Steinbeis Papier GmbH Bereich Forschung und Entwicklung
Stadtstr. 20
25348 Glückstadt

Zielsetzung

Aufgrund aktueller Entwicklungen auf dem Papiermarkt, rechnet der Antragssteller mit Engpässen hinsichtlich Verfügbarkeit und Qualität des Rohstoffes grafisches Altpapier. Als mögliche alternativen Faserstoffquelle werden Agrarreststoffe, wie z. B. Getreidestroh, die aktuell nicht in einer stofflichen Nutzungskonkurrenz stehen, in Betracht gezogen. Ziel des Projektes war die Entwicklung eines Verfahrens zur Erzeugung von Faserstoffen aus Reststoffen der regionalen Landwirtschaft für die Herstellung hochwertiger und nachhaltiger Papierprodukte. Aufgrund des Einsatzes von Stroh, oder auch anderen Agrarreststoffen, handelte es sich um einen sehr umweltfreundlichen Ansatz, regional verfügbare Rohstoffe effizient zu nutzen, um unter Einsatz von Holz erzeugte, weniger ökologische Papierprodukte oder sogar Plastikprodukte zu substituieren, die wegen der Entsorgungs- und Umweltproblematik stark in die öffentliche Kritik geraten sind.
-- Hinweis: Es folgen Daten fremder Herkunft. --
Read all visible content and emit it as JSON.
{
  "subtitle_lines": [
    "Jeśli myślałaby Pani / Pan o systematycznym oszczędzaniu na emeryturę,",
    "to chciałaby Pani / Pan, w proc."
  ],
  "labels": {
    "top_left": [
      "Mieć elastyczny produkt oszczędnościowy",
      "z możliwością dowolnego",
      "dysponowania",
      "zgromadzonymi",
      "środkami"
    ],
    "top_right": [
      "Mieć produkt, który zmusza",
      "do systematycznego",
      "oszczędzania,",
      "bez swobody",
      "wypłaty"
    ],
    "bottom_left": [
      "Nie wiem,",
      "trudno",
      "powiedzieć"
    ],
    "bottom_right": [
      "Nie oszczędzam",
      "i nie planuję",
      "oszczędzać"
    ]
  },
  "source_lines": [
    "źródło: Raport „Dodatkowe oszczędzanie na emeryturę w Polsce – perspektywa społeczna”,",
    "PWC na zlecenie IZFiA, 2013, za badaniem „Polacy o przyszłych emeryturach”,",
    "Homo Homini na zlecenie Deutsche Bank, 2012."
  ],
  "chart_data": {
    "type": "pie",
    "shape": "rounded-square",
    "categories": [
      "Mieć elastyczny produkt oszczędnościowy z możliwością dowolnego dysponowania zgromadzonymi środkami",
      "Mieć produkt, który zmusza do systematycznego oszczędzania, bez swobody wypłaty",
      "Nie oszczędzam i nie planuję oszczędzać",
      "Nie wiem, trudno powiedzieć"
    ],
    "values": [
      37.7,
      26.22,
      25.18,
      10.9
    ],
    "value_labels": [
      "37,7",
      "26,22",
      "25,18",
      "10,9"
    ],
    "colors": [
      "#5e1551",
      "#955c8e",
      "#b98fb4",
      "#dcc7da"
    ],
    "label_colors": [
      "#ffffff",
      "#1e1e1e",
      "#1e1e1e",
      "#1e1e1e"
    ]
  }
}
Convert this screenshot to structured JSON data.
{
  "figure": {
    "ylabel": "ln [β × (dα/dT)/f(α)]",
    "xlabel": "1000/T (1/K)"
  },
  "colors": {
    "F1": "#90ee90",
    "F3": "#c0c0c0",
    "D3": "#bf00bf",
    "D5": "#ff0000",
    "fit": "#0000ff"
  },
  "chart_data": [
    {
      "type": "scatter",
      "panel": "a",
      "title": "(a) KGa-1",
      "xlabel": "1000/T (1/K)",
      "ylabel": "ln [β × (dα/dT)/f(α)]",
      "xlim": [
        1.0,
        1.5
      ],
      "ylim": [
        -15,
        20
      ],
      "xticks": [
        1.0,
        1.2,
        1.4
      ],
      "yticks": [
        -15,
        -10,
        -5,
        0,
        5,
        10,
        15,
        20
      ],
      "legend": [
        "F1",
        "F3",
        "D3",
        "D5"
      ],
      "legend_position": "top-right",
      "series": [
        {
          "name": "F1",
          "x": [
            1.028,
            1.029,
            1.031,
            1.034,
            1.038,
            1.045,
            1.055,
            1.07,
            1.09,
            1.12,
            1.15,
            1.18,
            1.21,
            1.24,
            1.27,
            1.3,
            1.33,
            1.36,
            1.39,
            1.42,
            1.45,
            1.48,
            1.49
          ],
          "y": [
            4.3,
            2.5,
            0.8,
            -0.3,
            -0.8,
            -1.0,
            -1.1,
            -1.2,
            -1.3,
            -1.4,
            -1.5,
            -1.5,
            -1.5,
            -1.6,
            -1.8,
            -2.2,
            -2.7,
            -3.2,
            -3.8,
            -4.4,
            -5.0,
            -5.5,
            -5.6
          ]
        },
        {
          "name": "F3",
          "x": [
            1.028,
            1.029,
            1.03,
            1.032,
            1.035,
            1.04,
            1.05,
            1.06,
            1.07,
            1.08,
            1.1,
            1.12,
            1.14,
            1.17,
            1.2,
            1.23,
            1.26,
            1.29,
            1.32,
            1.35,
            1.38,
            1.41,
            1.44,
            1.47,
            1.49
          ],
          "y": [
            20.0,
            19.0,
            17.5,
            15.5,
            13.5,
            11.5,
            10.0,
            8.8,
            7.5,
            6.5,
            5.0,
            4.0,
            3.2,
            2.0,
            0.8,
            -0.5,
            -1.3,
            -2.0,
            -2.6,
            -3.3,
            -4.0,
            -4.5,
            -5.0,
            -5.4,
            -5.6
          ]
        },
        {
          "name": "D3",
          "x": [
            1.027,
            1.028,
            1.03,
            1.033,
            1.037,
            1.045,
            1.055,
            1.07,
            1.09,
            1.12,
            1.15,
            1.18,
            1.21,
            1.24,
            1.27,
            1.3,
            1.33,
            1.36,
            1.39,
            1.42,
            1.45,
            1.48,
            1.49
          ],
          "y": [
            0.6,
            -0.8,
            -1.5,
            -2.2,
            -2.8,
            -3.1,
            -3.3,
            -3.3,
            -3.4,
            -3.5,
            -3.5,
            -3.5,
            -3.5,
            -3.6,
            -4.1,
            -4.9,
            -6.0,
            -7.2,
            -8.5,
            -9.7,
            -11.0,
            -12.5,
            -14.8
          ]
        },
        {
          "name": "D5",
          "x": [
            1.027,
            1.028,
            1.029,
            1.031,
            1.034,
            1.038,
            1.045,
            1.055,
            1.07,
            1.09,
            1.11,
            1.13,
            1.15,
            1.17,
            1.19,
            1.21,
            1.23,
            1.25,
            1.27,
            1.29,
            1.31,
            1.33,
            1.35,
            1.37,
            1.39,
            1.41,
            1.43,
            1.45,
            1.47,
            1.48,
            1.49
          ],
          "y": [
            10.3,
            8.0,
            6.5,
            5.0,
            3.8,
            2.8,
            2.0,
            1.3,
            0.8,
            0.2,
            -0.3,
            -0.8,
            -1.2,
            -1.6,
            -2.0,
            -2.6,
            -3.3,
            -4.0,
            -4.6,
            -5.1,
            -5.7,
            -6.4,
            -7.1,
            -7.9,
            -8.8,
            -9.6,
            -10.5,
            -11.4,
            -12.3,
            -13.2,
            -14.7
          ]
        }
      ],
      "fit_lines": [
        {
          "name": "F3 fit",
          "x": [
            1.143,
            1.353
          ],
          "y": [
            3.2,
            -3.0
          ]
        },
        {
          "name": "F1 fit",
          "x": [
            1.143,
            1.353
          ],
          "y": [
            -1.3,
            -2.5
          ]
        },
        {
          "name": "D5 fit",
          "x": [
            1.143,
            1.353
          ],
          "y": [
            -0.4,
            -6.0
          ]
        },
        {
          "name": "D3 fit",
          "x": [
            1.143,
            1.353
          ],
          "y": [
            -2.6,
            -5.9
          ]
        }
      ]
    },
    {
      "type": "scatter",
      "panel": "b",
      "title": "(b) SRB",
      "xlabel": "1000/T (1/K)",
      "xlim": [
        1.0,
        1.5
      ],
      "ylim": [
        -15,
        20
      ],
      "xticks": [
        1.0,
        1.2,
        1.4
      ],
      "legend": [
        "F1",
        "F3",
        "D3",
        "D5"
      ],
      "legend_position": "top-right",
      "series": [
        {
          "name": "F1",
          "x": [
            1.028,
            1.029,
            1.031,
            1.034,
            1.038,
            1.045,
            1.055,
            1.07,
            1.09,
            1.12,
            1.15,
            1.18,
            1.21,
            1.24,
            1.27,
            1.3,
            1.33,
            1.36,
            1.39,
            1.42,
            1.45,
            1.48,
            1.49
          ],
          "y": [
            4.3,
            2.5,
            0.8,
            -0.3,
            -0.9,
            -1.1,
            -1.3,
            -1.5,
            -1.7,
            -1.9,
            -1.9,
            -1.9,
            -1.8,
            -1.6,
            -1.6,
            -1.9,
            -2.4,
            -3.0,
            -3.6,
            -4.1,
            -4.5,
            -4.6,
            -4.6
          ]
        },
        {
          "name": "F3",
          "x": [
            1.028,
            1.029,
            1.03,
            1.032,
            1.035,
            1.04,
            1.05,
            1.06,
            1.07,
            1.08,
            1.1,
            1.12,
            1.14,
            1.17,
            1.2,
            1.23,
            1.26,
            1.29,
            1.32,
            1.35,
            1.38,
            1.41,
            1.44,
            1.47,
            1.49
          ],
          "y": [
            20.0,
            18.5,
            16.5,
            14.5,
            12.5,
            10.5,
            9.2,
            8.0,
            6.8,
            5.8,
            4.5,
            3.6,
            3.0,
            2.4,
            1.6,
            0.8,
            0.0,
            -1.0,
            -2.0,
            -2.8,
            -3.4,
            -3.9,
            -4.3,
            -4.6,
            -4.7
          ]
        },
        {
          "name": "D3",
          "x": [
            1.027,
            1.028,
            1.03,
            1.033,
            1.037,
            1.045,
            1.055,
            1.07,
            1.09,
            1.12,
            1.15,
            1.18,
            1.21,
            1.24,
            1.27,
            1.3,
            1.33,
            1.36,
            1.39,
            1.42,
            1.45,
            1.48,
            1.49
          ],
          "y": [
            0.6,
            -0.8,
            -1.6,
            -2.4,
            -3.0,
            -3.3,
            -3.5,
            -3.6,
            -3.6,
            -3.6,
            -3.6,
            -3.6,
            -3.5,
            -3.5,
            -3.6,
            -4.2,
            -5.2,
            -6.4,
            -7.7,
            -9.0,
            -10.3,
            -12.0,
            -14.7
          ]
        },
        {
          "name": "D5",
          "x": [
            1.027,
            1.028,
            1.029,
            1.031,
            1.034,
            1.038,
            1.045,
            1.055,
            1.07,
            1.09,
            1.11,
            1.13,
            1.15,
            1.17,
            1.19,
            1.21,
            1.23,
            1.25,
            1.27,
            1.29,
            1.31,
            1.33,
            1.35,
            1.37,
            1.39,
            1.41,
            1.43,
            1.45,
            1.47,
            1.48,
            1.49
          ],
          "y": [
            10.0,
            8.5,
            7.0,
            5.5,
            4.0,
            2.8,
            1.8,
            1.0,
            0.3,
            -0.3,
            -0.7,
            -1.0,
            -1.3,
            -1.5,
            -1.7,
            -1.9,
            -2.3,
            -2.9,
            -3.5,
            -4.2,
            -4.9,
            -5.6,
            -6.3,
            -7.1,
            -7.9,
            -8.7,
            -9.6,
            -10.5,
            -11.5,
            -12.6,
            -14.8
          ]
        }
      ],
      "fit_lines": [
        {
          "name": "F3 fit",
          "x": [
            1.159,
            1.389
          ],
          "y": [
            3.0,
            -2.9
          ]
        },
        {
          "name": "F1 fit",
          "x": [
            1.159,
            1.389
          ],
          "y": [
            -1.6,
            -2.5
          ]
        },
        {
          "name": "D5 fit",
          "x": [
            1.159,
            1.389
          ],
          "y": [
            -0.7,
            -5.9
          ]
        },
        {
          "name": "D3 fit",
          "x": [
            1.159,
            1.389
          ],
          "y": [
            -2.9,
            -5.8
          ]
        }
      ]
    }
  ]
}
Durch die Nutzung von hochwertigen Strohzellstoff kann der grafische Altpapierkreislauf gestützt werden. Gelangt der Strohfaserstoff in den Recycling-Kreislauf, könnte der Rückgang an hochwertigen grafischen Altpapieren bzw. Fasern kompensiert werden. Durch die Zumischung eines Strohfaserstoffes könnte es möglich sein, mit einem weiterhin hohen Anteil an Altpapier, hochwertige Papierprodukte herzustellen, ohne auf Marktzellstoff auf Holzbasis zurückgreifen zu müssen. Während holzbasierten Marktzellstoffen oft auf Basis schnellwüchsiger Plantagenhölzer erzeugt werden, könnte der Einsatz von Agrarnebenprodukten aus regionalen Quellen, als ökologisch vorteilhaft betrachtet werden.
Das zu entwickelnde Verfahren sollte leicht in bestehende Papierwerke implementierbar sein. Somit könnten mehrere Produzenten, die durch die Entwicklungen auf dem Altpapiermarkt eine ungesicherte Rohstoffversorgung erleben, von dieser Verfahrensentwicklung profitieren.

Arbeitsschritte

AP 1: Studie zur Rohstoffverfügbarkeit

AP 2: Herstellung eines ungebleichten Faserstoffes
Ein sehr interessanter Ansatz und der innovative Kern des geplanten Forschungsvorhabens war der Aufschluss von Agrarreststoffen unter Verwendung von Natriumcarbonat. In diesem sog. Carbonataufschluss sollten ungebleichte Faserstoffe in hoher Ausbeute und mit guten Festigkeitseigenschaften in einem unkomplizierten Verfahren mit stark vereinfachter Che-mikalienrückgewinnung erzeugt werden. Wegen des noch hohen Ligningehaltes und des niedrigen Weißgrades ist eine Bleiche derartiger Faserstoffe jedoch technologisch und wirt-schaftlich nicht umsetzbar. Daher musste der Carbonataufschluss für die Herstellung gebleichter Faserstoffe modifiziert oder unter Umständen ein alternativer Aufschlussprozess entwickelt werden.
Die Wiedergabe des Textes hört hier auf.